Wat ons opvalt, is dat je hier in de Carieb hele vervallen en (half) gezonken boten ziet liggen, iets wat bij ons niet voor zou komen. Deze liggen dan soms tussen hele, dure jachten. Onbegrijpelijk, dat hieraan niets wordt gedaan. Blijkbaar wil/kan niemand opdraaien voor de kosten van het verwijderen. Het is altijd een troosteloos aanblik, zo’n (half) gezonken boot. Deze kant van het eiland is wel heel toeristisch. Het is tijd om naar een volgend eiland te gaan, Antigua.
De wekker wordt weer om 5 uur gezet en gaan weg zodra het licht is, zodat we veilig uit het rif kunnen en het eerste uur met weinig wind redelijk comfortabel recht tegen de wind in kunnen varen.

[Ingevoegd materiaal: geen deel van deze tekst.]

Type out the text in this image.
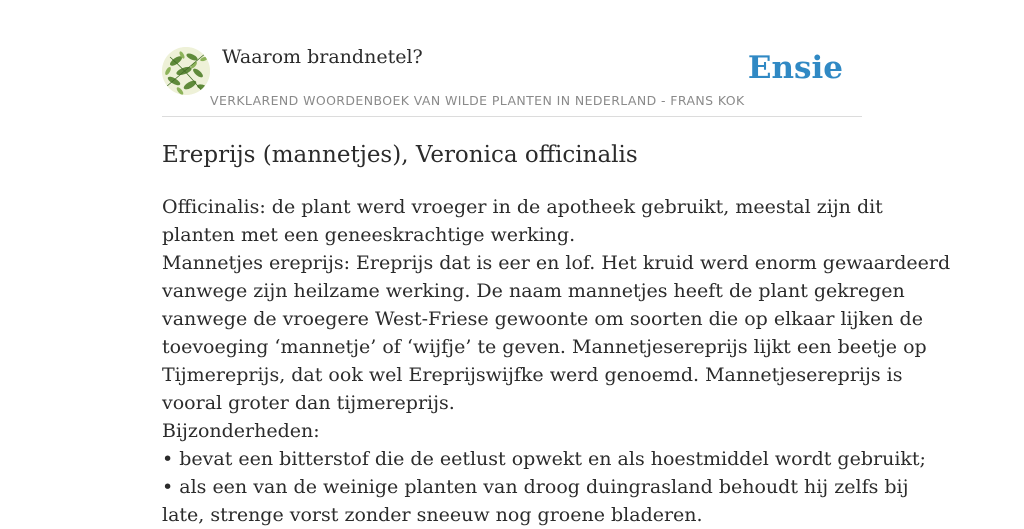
Waarom brandnetel?
VERKLAREND WOORDENBOEK VAN WILDE PLANTEN IN NEDERLAND - FRANS KOK
Ensie
Ereprijs (mannetjes), Veronica officinalis
Officinalis: de plant werd vroeger in de apotheek gebruikt, meestal zijn dit
planten met een geneeskrachtige werking.
Mannetjes ereprijs: Ereprijs dat is eer en lof. Het kruid werd enorm gewaardeerd
vanwege zijn heilzame werking. De naam mannetjes heeft de plant gekregen
vanwege de vroegere West-Friese gewoonte om soorten die op elkaar lijken de
toevoeging ‘mannetje’ of ‘wijfje’ te geven. Mannetjesereprijs lijkt een beetje op
Tijmereprijs, dat ook wel Ereprijswijfke werd genoemd. Mannetjesereprijs is
vooral groter dan tijmereprijs.
Bijzonderheden:
• bevat een bitterstof die de eetlust opwekt en als hoestmiddel wordt gebruikt;
• als een van de weinige planten van droog duingrasland behoudt hij zelfs bij
late, strenge vorst zonder sneeuw nog groene bladeren.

De route is niet zoals gebruikelijk via de westkant, maar we gaan langs de Atlantische kant. Dit kan omdat de wind dit toelaat. Als er veel wind staat, dan is het ronden van de Pointe des Chateaux gevaarlijk door de snel oplopende diepte (van meer dan 1.000 meter naar 20) waardoor enorme golven ontstaan. Het ronden van de kaap gaat voorspoedig. Hoewel er zelfs nu toch nog redelijke golven staan. Eenmaal de kaap gerond kunnen we met ruime wind richting Antiqua varen. Het is een heerlijke zeildag en we denken rond 16:00 uur aan te komen op Antigua in English harbour. Au revoir!